Vous souvenez-vous de la vidéo du bébé en train de danser dans une cuisine avec en fond sonore la chanson Let’s Go Crazy de Prince (voir ci-dessous) ? Universal Music, qui dispose des droits d’enregistrement sur la chanson, avait sommé YouTube de retirer immédiatement la vidéo, quand bien même elle ne durait que 29 secondes, et quand bien même la qualité sonore était trop mauvaise pour être exploitée. En fait, Universal utilisait un système automatisé qui repère les infractions à ses droits d’auteur sur les vidéos et envoie automatiquement une demande de retrait du contenu à YouTube, sans vérifier s’il viole effectivement ses intérêts commerciaux et ses droits.

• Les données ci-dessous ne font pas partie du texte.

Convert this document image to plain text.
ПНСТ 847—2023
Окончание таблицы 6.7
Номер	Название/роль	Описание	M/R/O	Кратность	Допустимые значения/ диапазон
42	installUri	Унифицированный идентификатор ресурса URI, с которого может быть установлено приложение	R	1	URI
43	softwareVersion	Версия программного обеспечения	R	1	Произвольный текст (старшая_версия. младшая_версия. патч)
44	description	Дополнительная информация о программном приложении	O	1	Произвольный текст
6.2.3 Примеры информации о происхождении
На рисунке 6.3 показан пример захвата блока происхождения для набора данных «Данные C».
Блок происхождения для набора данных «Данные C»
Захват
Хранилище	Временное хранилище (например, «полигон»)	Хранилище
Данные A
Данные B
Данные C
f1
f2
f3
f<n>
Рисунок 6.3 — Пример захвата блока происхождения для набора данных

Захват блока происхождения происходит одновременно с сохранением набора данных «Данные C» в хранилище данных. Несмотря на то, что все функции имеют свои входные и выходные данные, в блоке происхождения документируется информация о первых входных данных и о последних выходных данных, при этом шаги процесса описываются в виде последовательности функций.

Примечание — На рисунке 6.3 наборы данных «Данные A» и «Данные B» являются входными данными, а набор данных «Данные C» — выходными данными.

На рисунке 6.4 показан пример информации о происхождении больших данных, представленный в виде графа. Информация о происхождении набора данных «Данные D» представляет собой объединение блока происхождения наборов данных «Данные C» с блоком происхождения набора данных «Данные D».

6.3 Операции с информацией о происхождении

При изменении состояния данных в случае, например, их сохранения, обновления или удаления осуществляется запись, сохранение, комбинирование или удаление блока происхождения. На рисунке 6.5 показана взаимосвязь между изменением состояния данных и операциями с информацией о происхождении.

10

Or, en droit américain, la doctrine du « fair use » (utilisation équitable) autorise le public à reproduire des œuvres de façon accessoire si c’est fait sans que ça ne cause de préjudice commercial à l’ayant droit, et de bonne foi. Ce qui est typiquement le cas de cette vidéo, où la chanson de Prince a été enregistrée par hasard, en fond sonore, pendant que l’enfant dansait alors que la radio était allumée.

La mère de l’enfant, Stephanie Lenz, s’était alors associée à l’Electronic Frontier Foundation (EFF) pour porter plainte contre Universal pour abus de droit d’auteur, en rappelant que les ayants droit doivent vérifier que le fair use n’est pas valable avant d’exiger le retrait d’un contenu au nom du DMCA, la loi américaine sur le droit d’auteur dans l’environnement numérique.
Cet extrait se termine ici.